A reportagem também está em contato com a CBHP para obter um comentário sobre o ofício do Ministério do Esporte e atualizará esta matéria. Em conversas anteriores, o presidente Moacyr Jr. já havia sinalizado que propôs, em 2017, uma alternativa de união das duas entidades para resolver essa questão e que aguarda um posicionamento da WS.
Sobre os próximos passos para encerrar, de fato, essa novela, o presidente da CBSk respondeu:
“Entramos em contato e estamos esperando uma resposta da CBHP sobre um encontro para tratar a criação e o formato dessa terceira entidade de representação.”
Mas qual é a polêmica que envolve o skate brasileiro?
Desde 2016, quando o Comitê Olímpico Internacional (COI) oficializou a inclusão do skate nos Jogos, a World Skate, filiada ao COI, exige que cada país tenha apenas uma entidade filiada correspondente.

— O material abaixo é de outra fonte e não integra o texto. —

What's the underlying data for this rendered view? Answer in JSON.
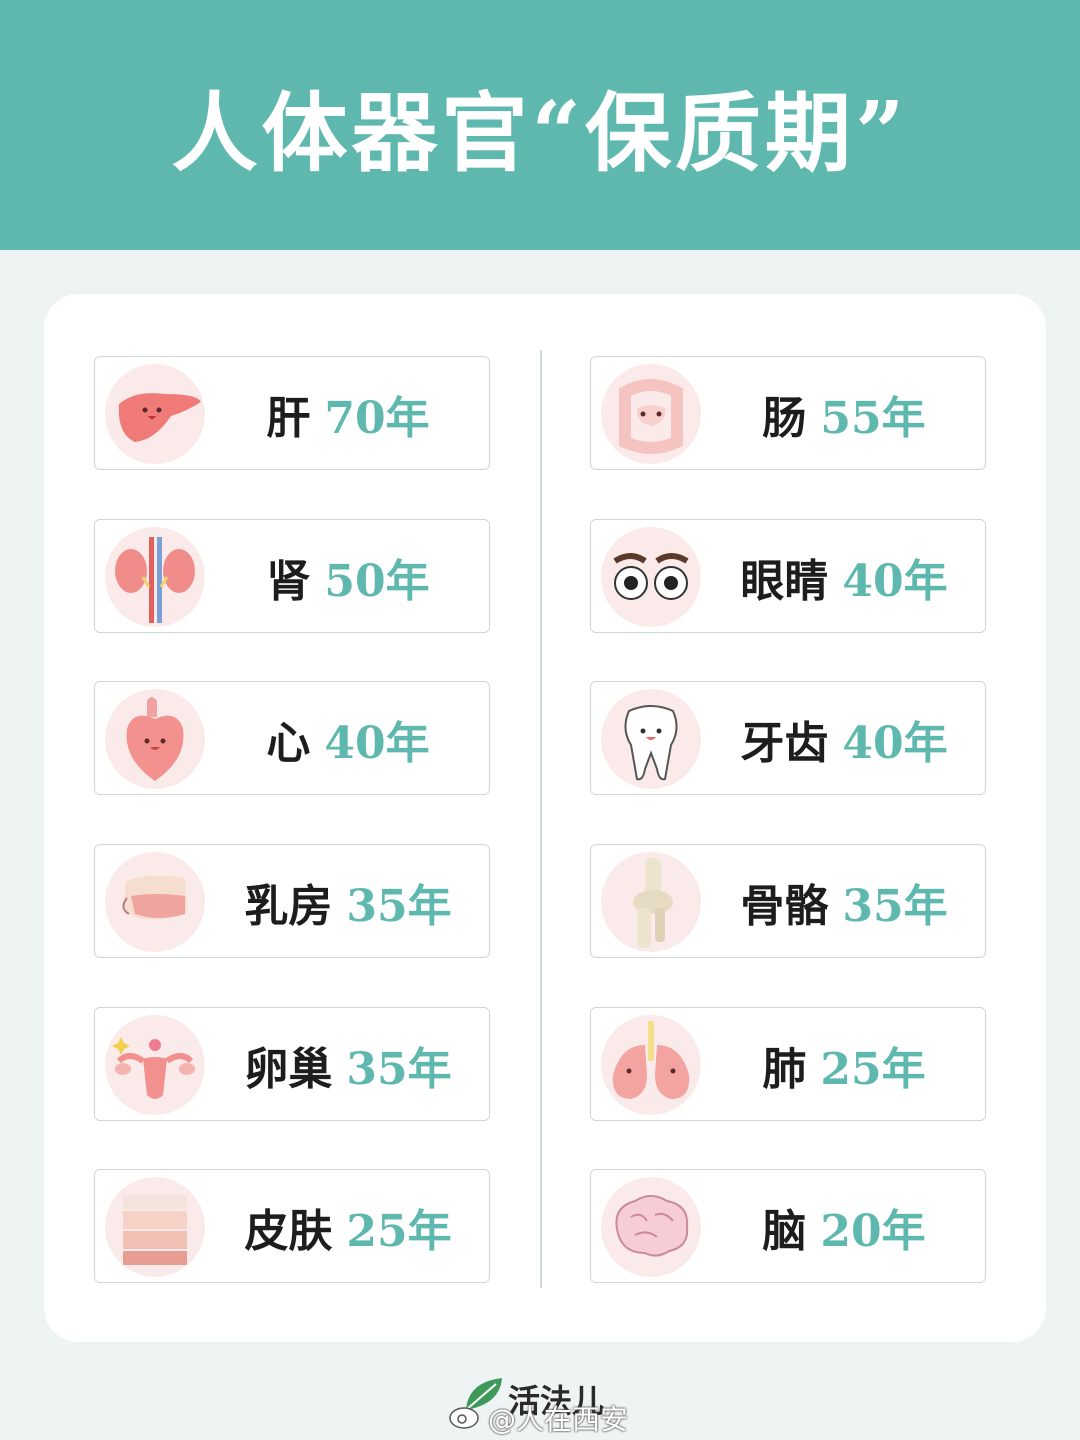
{
  "title": "人体器官“保质期”",
  "colors": {
    "accent": "#5fb8ae",
    "icon_bg": "#fbeaea"
  },
  "left_items": [
    {
      "name": "肝",
      "years": "70年",
      "icon": "liver-icon"
    },
    {
      "name": "肾",
      "years": "50年",
      "icon": "kidney-icon"
    },
    {
      "name": "心",
      "years": "40年",
      "icon": "heart-icon"
    },
    {
      "name": "乳房",
      "years": "35年",
      "icon": "breast-icon"
    },
    {
      "name": "卵巢",
      "years": "35年",
      "icon": "ovary-icon"
    },
    {
      "name": "皮肤",
      "years": "25年",
      "icon": "skin-icon"
    }
  ],
  "right_items": [
    {
      "name": "肠",
      "years": "55年",
      "icon": "intestine-icon"
    },
    {
      "name": "眼睛",
      "years": "40年",
      "icon": "eyes-icon"
    },
    {
      "name": "牙齿",
      "years": "40年",
      "icon": "tooth-icon"
    },
    {
      "name": "骨骼",
      "years": "35年",
      "icon": "bone-icon"
    },
    {
      "name": "肺",
      "years": "25年",
      "icon": "lung-icon"
    },
    {
      "name": "脑",
      "years": "20年",
      "icon": "brain-icon"
    }
  ],
  "footer": {
    "brand": "活法儿",
    "watermark": "@人在西安"
  }
}
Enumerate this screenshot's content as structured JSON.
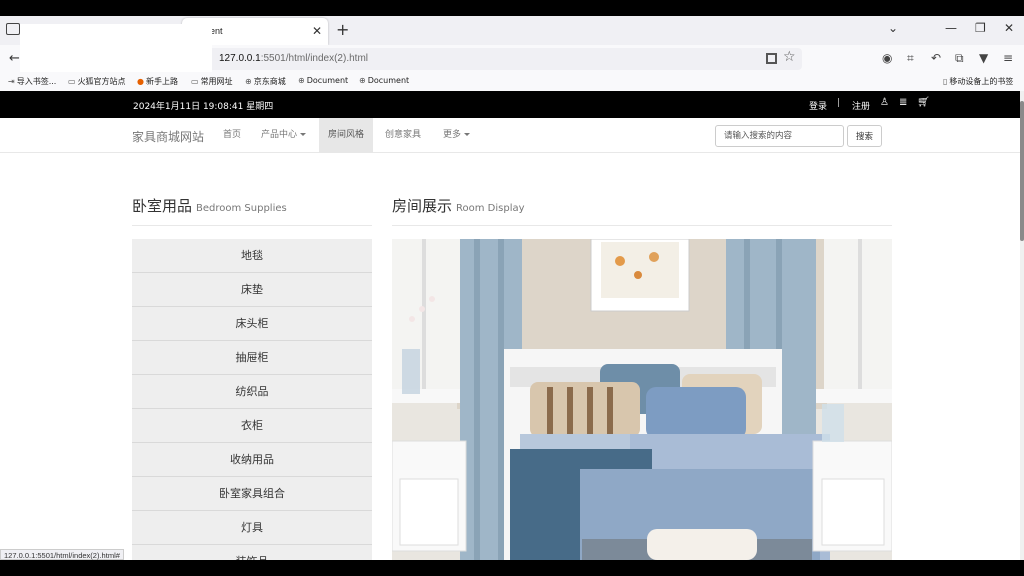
{
  "browser": {
    "tab_title": "ent",
    "url_host": "127.0.0.1",
    "url_path": ":5501/html/index(2).html",
    "bookmarks": [
      "导入书签...",
      "火狐官方站点",
      "新手上路",
      "常用网址",
      "京东商城",
      "Document",
      "Document"
    ],
    "mobile_bookmarks": "移动设备上的书签",
    "status_url": "127.0.0.1:5501/html/index(2).html#"
  },
  "topbar": {
    "datetime": "2024年1月11日 19:08:41 星期四",
    "login": "登录",
    "separator": "|",
    "register": "注册"
  },
  "nav": {
    "brand": "家具商城网站",
    "items": [
      "首页",
      "产品中心",
      "房间风格",
      "创意家具",
      "更多"
    ],
    "search_placeholder": "请输入搜索的内容",
    "search_button": "搜索"
  },
  "sidebar": {
    "title": "卧室用品",
    "title_en": "Bedroom Supplies",
    "items": [
      "地毯",
      "床垫",
      "床头柜",
      "抽屉柜",
      "纺织品",
      "衣柜",
      "收纳用品",
      "卧室家具组合",
      "灯具",
      "装饰品"
    ]
  },
  "display": {
    "title": "房间展示",
    "title_en": "Room Display"
  }
}
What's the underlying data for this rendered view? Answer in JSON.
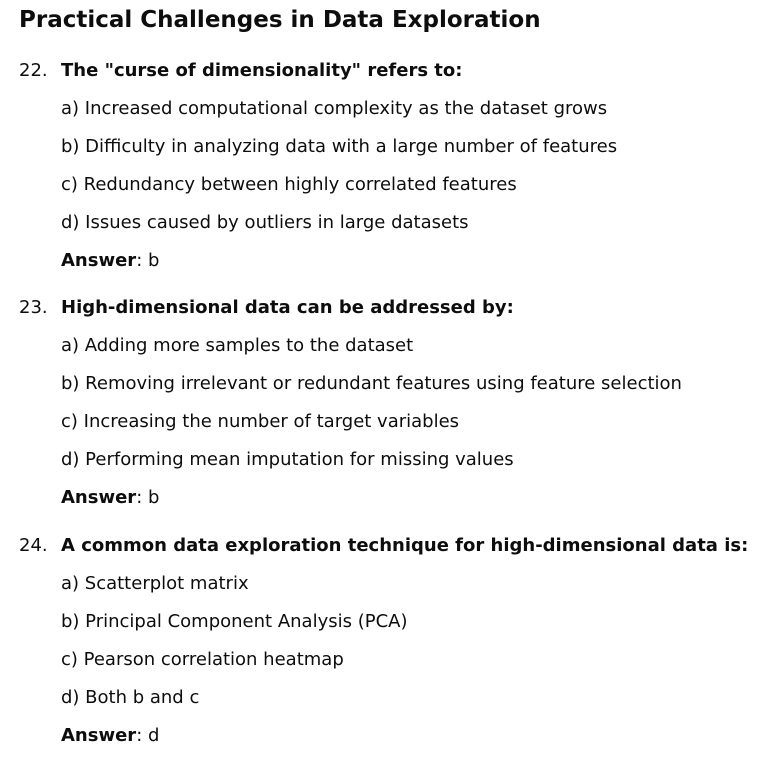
{
  "title": "Practical Challenges in Data Exploration",
  "questions": [
    {
      "number": "22.",
      "text": "The \"curse of dimensionality\" refers to:",
      "options": [
        "a) Increased computational complexity as the dataset grows",
        "b) Difficulty in analyzing data with a large number of features",
        "c) Redundancy between highly correlated features",
        "d) Issues caused by outliers in large datasets"
      ],
      "answer_label": "Answer",
      "answer_value": ": b"
    },
    {
      "number": "23.",
      "text": "High-dimensional data can be addressed by:",
      "options": [
        "a) Adding more samples to the dataset",
        "b) Removing irrelevant or redundant features using feature selection",
        "c) Increasing the number of target variables",
        "d) Performing mean imputation for missing values"
      ],
      "answer_label": "Answer",
      "answer_value": ": b"
    },
    {
      "number": "24.",
      "text": "A common data exploration technique for high-dimensional data is:",
      "options": [
        "a) Scatterplot matrix",
        "b) Principal Component Analysis (PCA)",
        "c) Pearson correlation heatmap",
        "d) Both b and c"
      ],
      "answer_label": "Answer",
      "answer_value": ": d"
    }
  ]
}
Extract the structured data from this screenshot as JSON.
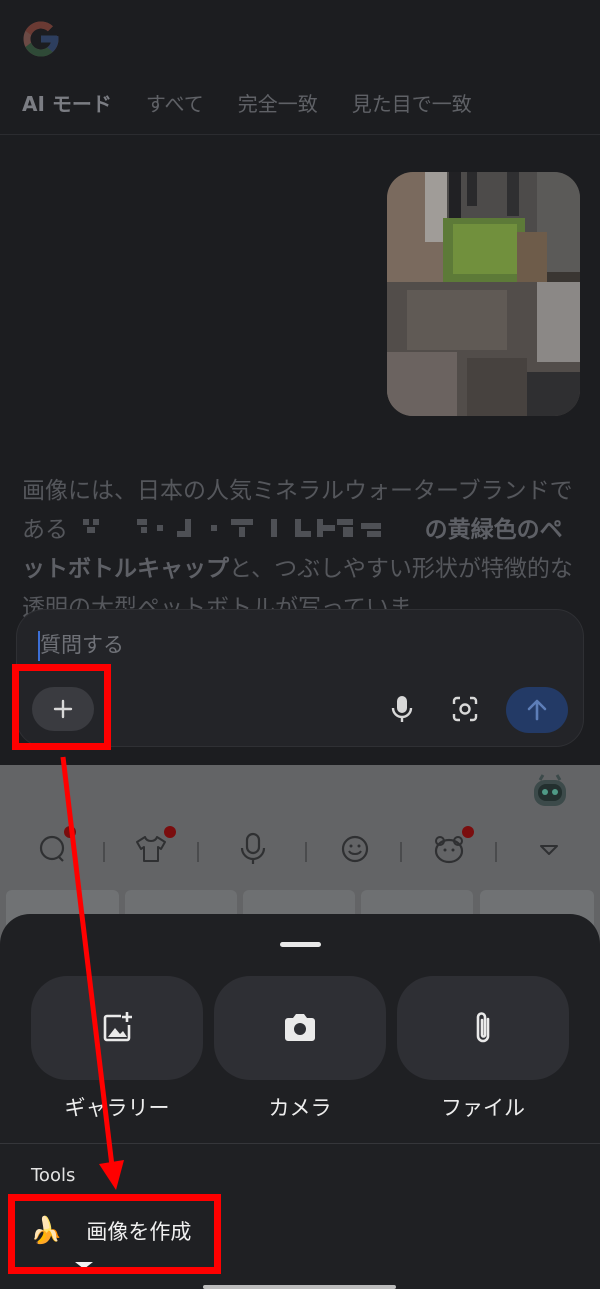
{
  "tabs": [
    "AI モード",
    "すべて",
    "完全一致",
    "見た目で一致"
  ],
  "answer": {
    "line1": "画像には、日本の人気ミネラルウォーターブランドである",
    "bold": "の黄緑色のペットボトルキャップ",
    "line2": "と、つぶしやすい形状が特徴的な透明の大型ペットボトルが写っていま"
  },
  "input": {
    "placeholder": "質問する"
  },
  "attachments": [
    {
      "label": "ギャラリー",
      "icon": "gallery-add-icon"
    },
    {
      "label": "カメラ",
      "icon": "camera-icon"
    },
    {
      "label": "ファイル",
      "icon": "paperclip-icon"
    }
  ],
  "tools": {
    "heading": "Tools",
    "create_image": {
      "label": "画像を作成",
      "icon": "banana-icon",
      "emoji": "🍌"
    }
  },
  "colors": {
    "annotation": "#ff0000",
    "send_button": "#233a66"
  }
}
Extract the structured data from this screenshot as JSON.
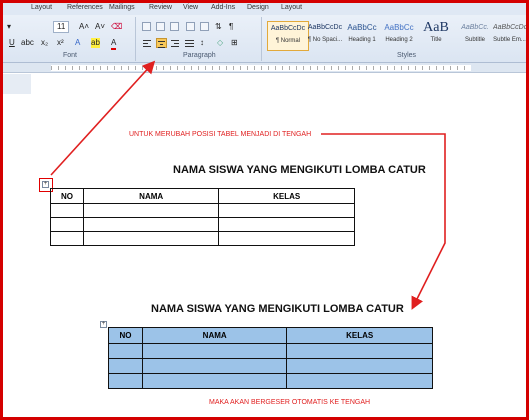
{
  "ribbon": {
    "tabs": [
      "Layout",
      "References",
      "Mailings",
      "Review",
      "View",
      "Add-Ins",
      "Design",
      "Layout"
    ],
    "font_size": "11",
    "groups": {
      "font": "Font",
      "paragraph": "Paragraph",
      "styles": "Styles"
    },
    "styles": [
      {
        "preview": "AaBbCcDc",
        "name": "¶ Normal"
      },
      {
        "preview": "AaBbCcDc",
        "name": "¶ No Spaci..."
      },
      {
        "preview": "AaBbCc",
        "name": "Heading 1"
      },
      {
        "preview": "AaBbCc",
        "name": "Heading 2"
      },
      {
        "preview": "AaB",
        "name": "Title"
      },
      {
        "preview": "AaBbCc.",
        "name": "Subtitle"
      },
      {
        "preview": "AaBbCcDc",
        "name": "Subtle Em..."
      }
    ]
  },
  "annotations": {
    "top": "UNTUK MERUBAH POSISI TABEL MENJADI DI TENGAH",
    "bottom": "MAKA AKAN BERGESER OTOMATIS KE TENGAH"
  },
  "table_before": {
    "title": "NAMA SISWA YANG MENGIKUTI LOMBA CATUR",
    "headers": [
      "NO",
      "NAMA",
      "KELAS"
    ]
  },
  "table_after": {
    "title": "NAMA SISWA YANG MENGIKUTI LOMBA CATUR",
    "headers": [
      "NO",
      "NAMA",
      "KELAS"
    ]
  },
  "colors": {
    "arrow": "#e02020",
    "selection": "#9cc3e8",
    "highlight_button": "#f7c85a"
  }
}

No caso brasileiro, como em outros ao redor do mundo, há duas confederações: a CBSk e a Confederação Brasileira de Hóquei e Patinação (CBHP), ambas sob o guarda-chuva da WS.
Nos Jogos Olímpicos de Tóquio, em 2021, a CBSk foi responsável pela modalidade que trouxe três medalhas de prata para o Brasil: Rayssa Leal e Kelvin Hoefler no street e Pedro Barros no park.
Em 2023, a World Skate deu um ultimato, solicitando que as confederações passassem por uma fusão ou que o Comitê Olímpico do Brasil indicasse qual seria a responsável pela modalidade nos Jogos de Paris. Essa postura levou diversos skatistas brasileiros, como Rayssa Leal e Pedro Barros, a se posicionarem a favor da CBSk e contra essa fusão.
Em janeiro deste ano, a World Skate chegou a desfiliar a CBSk e transferiu a gestão para o COB a poucos meses das Olimpíadas. No entanto, a Confederação Brasileira de Skateboarding recorreu à Corte Arbitral do Esporte (CAS) e retomou, de forma provisória a gestão da modalidade para os Jogos de Paris, mas a entidade segue desfiliada da federação internacional. Na França, mais duas medalhas foram conquistadas: a prata de Augusto Akio no park e o bronze de Rayssa Leal no street.